Vigo admira une dernière fois leur œuvre sous l’œil de sa lampe torche. Les locaux commerciaux d’une aciérie taggués façon arrêt de bus. Une déchirure morale pour les grisonnants aux doigts manucurés et aux salaires à six chiffres.
Sa poitrine se figea quand le faisceau accrocha l’issue de secours.
— Boidin t’es un homme mort ! Sylvain ! T’aurais dû signer tant qu’à faire ! Tu t’en prends au directeur informatique de l’agence ! Tu vas porter directement les soupçons sur nous !
— Attends, on habite à quatre-vingt-dix bornes de Dunkerque ! Avec toutes les personnes virées, ils vont…
— Efface ça, et vite !
— T’es vraiment parano ! J’ai plus de peinture !
— Pousse-toi !
Des fonds de bombes suffirent à dissimuler les propos compromettants.
— Réparé ! souffla Vigo. Trop en colère pour te retenir ?
— Je hais ce type ! Si je pouvais lui faire avaler sa cravate, je m’en priverais pas ! J’en ai marre des entretiens. À chaque fois, c’est une vingtaine de requins qui se bousculent pour un seul poste ! Ça colle jamais !
— On connaîtra des jours meilleurs, mais en attendant, il faut subir. Allez ! On disparaît !
Ils escaladèrent la grille d’entrée en un souffle. Dans l’habitacle de la 306, Vigo décapsula deux canettes de bière.

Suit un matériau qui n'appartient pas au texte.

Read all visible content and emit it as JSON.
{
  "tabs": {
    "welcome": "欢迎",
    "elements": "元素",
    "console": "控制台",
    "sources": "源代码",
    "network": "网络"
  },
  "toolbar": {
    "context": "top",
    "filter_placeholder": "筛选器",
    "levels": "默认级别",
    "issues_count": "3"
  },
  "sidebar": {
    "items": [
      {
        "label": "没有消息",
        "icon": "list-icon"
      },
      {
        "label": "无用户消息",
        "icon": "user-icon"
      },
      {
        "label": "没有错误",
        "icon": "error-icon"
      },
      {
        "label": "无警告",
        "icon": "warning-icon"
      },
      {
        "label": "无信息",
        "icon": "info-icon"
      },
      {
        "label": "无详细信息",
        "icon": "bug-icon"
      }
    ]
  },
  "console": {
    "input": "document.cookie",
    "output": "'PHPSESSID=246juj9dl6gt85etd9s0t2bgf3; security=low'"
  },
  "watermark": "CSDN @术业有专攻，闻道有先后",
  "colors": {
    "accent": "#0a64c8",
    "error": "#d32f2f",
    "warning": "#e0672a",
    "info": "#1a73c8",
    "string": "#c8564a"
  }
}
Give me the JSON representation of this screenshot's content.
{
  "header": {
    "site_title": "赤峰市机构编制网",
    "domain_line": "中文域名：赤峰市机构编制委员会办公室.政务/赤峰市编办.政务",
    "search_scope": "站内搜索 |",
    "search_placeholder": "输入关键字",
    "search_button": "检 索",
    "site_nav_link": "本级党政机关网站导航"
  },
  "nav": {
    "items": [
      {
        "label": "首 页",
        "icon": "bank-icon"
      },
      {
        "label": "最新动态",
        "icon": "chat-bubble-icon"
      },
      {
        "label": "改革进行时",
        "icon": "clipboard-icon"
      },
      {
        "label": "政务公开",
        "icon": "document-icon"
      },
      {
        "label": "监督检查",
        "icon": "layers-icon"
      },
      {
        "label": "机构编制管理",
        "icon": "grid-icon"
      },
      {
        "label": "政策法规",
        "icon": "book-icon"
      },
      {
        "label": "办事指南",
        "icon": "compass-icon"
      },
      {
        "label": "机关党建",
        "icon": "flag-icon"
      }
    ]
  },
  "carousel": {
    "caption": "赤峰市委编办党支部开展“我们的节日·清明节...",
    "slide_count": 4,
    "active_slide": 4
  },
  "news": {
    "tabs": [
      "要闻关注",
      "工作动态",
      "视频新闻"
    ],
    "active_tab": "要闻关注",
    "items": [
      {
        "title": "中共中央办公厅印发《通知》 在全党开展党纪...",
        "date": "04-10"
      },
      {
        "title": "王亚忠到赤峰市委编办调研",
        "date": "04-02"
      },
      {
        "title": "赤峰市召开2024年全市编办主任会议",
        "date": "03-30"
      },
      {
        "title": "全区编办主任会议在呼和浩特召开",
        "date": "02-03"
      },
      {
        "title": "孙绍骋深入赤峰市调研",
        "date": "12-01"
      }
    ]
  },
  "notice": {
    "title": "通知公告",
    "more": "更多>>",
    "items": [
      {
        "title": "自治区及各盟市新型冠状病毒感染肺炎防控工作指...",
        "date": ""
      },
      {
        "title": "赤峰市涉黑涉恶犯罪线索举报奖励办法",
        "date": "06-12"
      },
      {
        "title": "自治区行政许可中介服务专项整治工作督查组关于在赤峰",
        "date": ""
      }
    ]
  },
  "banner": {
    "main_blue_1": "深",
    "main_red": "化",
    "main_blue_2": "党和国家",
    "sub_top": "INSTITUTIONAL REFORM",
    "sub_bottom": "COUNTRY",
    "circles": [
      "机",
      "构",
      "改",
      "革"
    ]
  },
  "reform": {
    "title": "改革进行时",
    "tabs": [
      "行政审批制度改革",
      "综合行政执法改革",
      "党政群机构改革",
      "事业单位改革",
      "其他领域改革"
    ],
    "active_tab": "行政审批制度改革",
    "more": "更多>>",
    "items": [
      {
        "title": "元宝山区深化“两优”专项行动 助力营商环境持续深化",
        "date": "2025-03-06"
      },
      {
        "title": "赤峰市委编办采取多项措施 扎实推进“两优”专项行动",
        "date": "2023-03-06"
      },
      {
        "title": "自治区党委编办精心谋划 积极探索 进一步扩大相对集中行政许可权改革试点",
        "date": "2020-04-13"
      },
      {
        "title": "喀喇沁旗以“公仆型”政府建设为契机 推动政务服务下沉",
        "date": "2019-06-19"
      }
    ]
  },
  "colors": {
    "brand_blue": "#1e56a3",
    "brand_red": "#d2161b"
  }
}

— C’est triste d’en arriver là, mais bon, trinquons à ce semblant de victoire…
Un silence tranchant les confina dans les souvenirs amers. Licenciés pour raisons économiques, avec un minimum d’indemnités. Livrés aux mâchoires carnassières d’un monde sans couleur. Noël s’annonçait terne cette année, avec ses bagues en toc et ses imitations de cigares. Faute de grives…
Après une large inspiration, Vigo proposa :
— Tiens ! Si on allait se faire un dernier trip dans le champ d’éoliennes ? Histoire d’évacuer ce goudron cérébral et de se rappeler le bon vieux temps ?

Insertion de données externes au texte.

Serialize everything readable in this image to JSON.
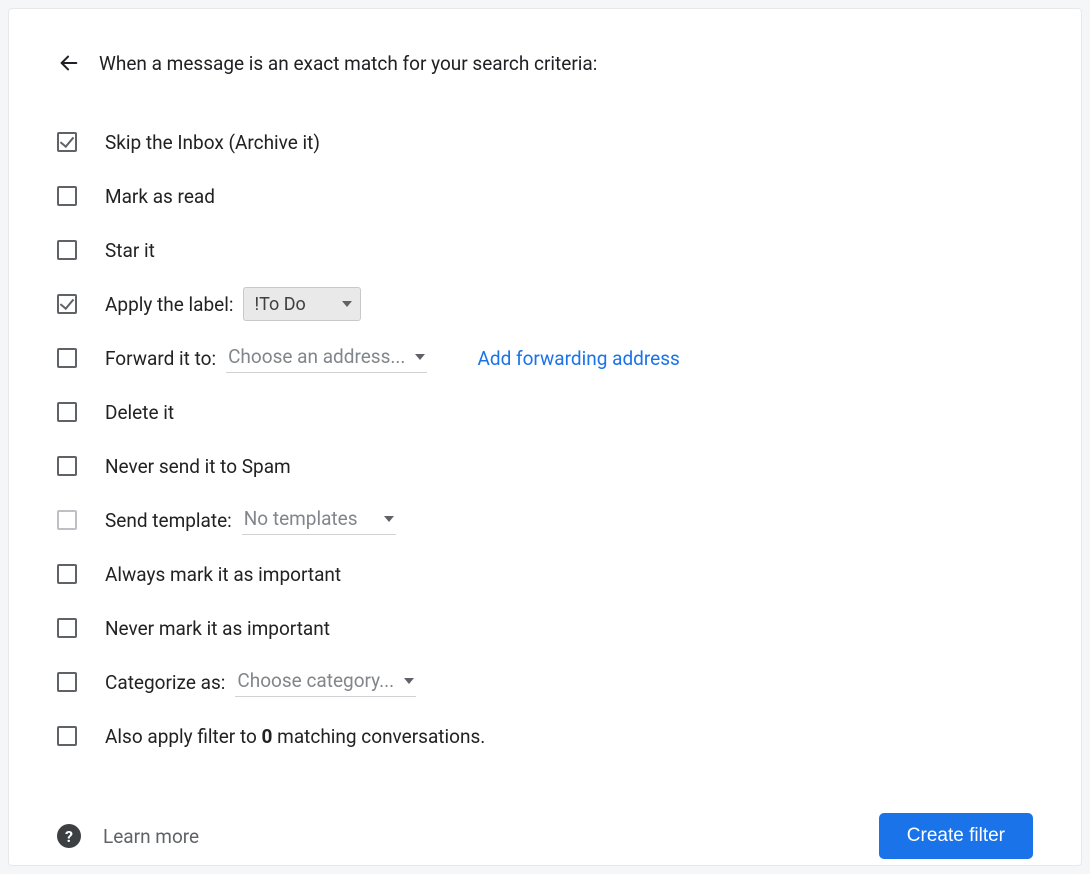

— Pas trop d’accord… J’ai jamais aimé faire ça…
— Allez ! Pour nous prouver qu’à vingt-sept ans, on n’est pas morts ! Laisse-moi le volant ! J’ai envie d’ouvrir le bal !
La zone industrielle de Dunkerque déroulait ses tentacules lumineux à perte de vue sous la coupole nocturne. Le long des voies désertes, les cheminées des raffineries tendaient leurs gueules noirâtres sous les ténèbres de décembre.

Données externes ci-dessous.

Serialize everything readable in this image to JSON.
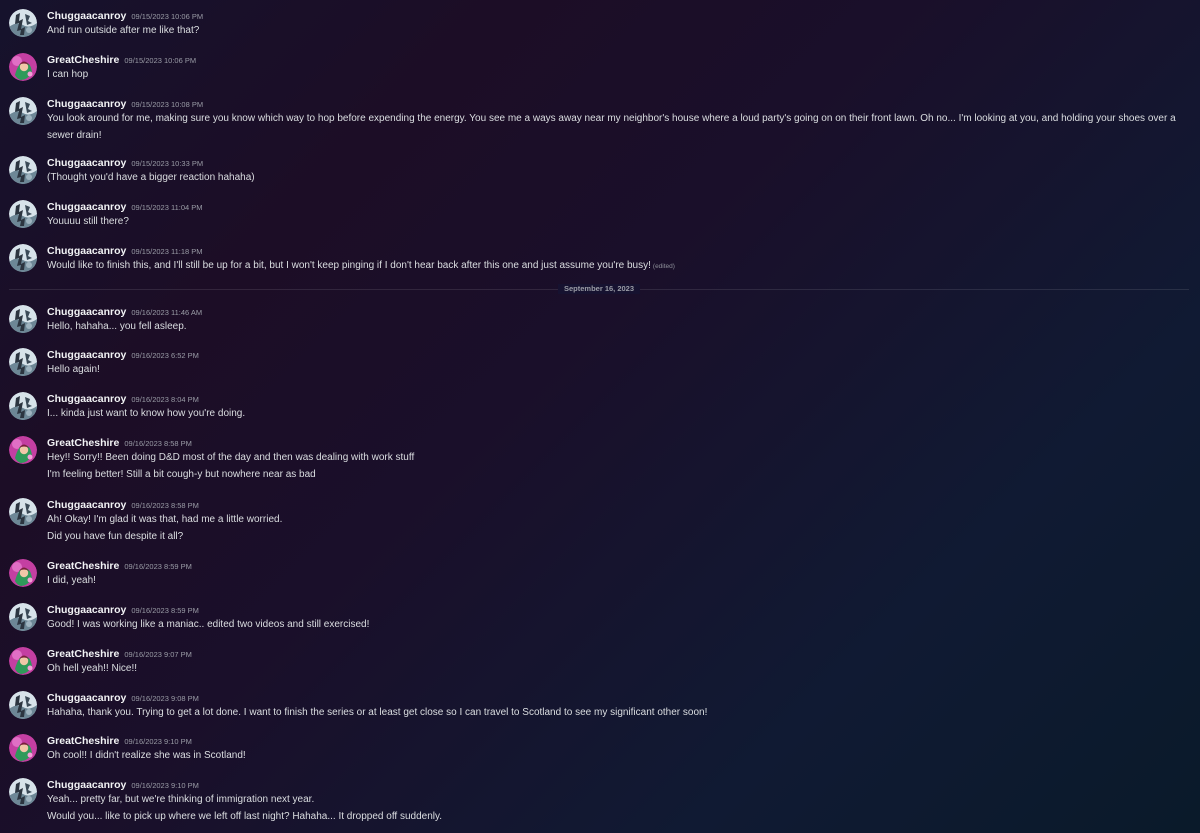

— On dirait l’Étoile Noire dans La Guerre des étoiles, constata Sylvain avec appréhension. Pas une âme sur des kilomètres de tôle et de béton. Et ce grondement permanent. Même avec les années, ce monstre de métal me fiche toujours autant la trouille.
— Dunkerque dans toute sa splendeur, nécropole de boulons vissés et de plaques soudées. On y arrive…
Le véhicule obliqua vers l’usine d’Air Liquide avant de s’engager sur une voie sans issue, bordée de veilleuses vertes et jaunes rasant le sol. Vigo coupa les phares. Autour, sous les attaques du vent, des dizaines d’éoliennes géantes. Elles hurlaient…
— Notre piste de décollage ! Au diable la limitation de vitesse ! À la trappe nos vies formatées, préfabriquées ! J’emmerde les lois et règles de ce monde ! Combien ? Combien tu dis à la dernière lampe ?
— J’aime pas ce genre de trip ! Allume les phares !
— Tous feux éteints pour un max de frissons ! Je te parie un cent soixante ! Un putain de cent soixante ! Tu crois que ton cœur va tenir ? Accroche-toi !
Le moteur cabra ses chevaux. Très vite, les rangées de veilleuses ne formèrent plus que deux lignes absorbées par la vitesse. La sensation de voler, la morsure de l’adrénaline.